Bob Hall: Judging congressional, General Assembly districts fairly

Published 12:00 am Tuesday, February 1, 2022

By Bob Hall

Please don’t be surprised in the coming weeks when the state Supreme Court votes to throw out the Republican-drawn election maps for North Carolina’s congressional and General Assembly districts.  It will likely be a 4-3 vote, with critics blasting the Democratic majority on the court for being biased.

But here’s the truth: A bipartisan panel of judges, with a Republican majority, has already unanimously ruled that Republican legislators intentionally drew the district maps to undermine the power of Democratic voters.

The judges said the legislators’ plan is an “extreme outlier” that “subordinates the Adopted Criteria and traditional redistricting criteria for partisan advantage.”

Translation: Instead of following their own rules, legislators chose an extreme set of maps that divided (“cracked and packed”) you and your neighbors into districts to guarantee that more Republicans will win.  Voters get valued differently.  Black voters, who mostly register as Democrats, will be especially harmed.

Despite expressing their “disdain,” the judges didn’t take the big step of ruling the maps unconstitutional.  The high court will soon take that step.

Given the evidence of “systematic” and “extreme” gerrymandering, I expect the Supreme Court will rule the maps violate our state constitution’s protection against measures that subvert free elections, treat voters unequally, and entrench one party in power.

To prevent my prediction from coming true, Republican legislators recently filed a motion calling for Democratic Justice Anita Earls to remove (“recuse”) herself from the case.  They claim she has “an insurmountable conflict” because her election was heavily financed by a national political committee with a partisan interest in redistricting.

Ironically, Republican Justice Paul Newby faced – and rejected – a nearly identical charge in a previous redistricting case. A motion filed by Democrats and others called for his recusal because his election was heavily financed by a national political committee with a partisan interest in the case.  Rather than step aside, Newby wrote a decision upholding the challenged maps.

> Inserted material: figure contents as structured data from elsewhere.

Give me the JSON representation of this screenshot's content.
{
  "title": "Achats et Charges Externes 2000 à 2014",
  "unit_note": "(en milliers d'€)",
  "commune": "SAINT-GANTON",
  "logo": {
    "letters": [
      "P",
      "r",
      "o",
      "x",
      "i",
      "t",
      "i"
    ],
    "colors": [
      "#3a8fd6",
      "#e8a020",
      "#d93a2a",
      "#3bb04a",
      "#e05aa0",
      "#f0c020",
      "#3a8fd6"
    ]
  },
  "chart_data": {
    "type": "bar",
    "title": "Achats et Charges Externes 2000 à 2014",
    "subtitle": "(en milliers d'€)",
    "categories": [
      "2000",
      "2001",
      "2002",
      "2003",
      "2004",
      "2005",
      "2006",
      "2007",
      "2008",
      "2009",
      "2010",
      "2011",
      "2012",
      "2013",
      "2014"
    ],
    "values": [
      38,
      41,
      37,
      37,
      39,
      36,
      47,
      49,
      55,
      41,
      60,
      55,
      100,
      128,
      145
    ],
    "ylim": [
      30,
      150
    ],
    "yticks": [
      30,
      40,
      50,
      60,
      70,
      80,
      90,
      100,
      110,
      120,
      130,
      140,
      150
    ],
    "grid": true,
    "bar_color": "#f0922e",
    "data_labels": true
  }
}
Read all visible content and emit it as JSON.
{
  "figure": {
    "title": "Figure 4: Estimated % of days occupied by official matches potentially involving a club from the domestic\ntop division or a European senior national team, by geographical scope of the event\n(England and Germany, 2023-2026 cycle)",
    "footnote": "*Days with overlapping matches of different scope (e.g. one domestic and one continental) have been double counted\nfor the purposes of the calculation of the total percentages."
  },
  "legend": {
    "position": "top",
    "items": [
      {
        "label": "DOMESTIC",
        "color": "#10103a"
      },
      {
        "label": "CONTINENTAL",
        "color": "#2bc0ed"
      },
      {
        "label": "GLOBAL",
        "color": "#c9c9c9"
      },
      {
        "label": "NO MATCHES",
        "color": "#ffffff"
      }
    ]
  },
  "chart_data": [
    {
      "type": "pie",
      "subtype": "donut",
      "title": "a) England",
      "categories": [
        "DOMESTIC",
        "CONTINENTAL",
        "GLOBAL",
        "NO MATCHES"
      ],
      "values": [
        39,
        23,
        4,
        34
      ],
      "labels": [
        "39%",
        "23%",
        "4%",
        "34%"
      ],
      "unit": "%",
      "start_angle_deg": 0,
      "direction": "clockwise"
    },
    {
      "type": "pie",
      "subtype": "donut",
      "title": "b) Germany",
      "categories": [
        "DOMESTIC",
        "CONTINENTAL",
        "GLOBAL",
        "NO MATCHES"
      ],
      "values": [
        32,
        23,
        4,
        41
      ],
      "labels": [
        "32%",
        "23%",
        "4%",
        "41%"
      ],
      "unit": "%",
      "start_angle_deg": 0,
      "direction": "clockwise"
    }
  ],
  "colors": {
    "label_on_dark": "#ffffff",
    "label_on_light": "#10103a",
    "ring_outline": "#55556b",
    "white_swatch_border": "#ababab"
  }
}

Republican Justice Phil Berger Jr. also refused to recuse himself recently in a dispute, like this one, where a chief defendant is his father, state Senate leader Phil Berger Sr.  Phil Jr.  dismissed the obvious conflict of a son judging a case involving his daddy.  That’s strange enough, but there’s a major campaign financing conflict for Justice Berger, too.

Phil Berger Sr. is often a featured guest at his son’s campaign fundraisers.  In fact, the vast majority of money Phil Jr. has raised for his judicial elections has come from the Republican Party and donors tied to political appointees and lobbyists who seek favorable treatment from Phil Sr., the Senate boss and most powerful Republican in North Carolina.

In response to a complaint I filed with the board of elections, Phil Jr. had to amend his campaign reports to reveal fundraising events paid for by political appointees and a fundraiser with Phil Sr. at a lobbyist’s home.  How can the son impartially rule in a redistricting case involving the political fate of his major benefactor?

It seems hypocritical for Sen. Berger Sr. and others to tell Justice Anita Earls to recuse herself when Justices Newby and Berger Jr. have not.  As a distinguished Black woman attorney with extensive expertise in racial and partisan gerrymandering, Justice Earls will likely play a key role in how the court rules in this case. That’s the real reason GOP legislators want her removed.

Partisan strife will continue, but please remember that Republican and Democratic judges agree that the district maps are extreme and unfair.  They diminish your vote and disrespect your voice.  Our state constitution’s protection of equal rights and fair elections means they must be declared illegal.

Bob Hall is the retired executive director of the Institute for Southern Studies and Democracy North Carolina.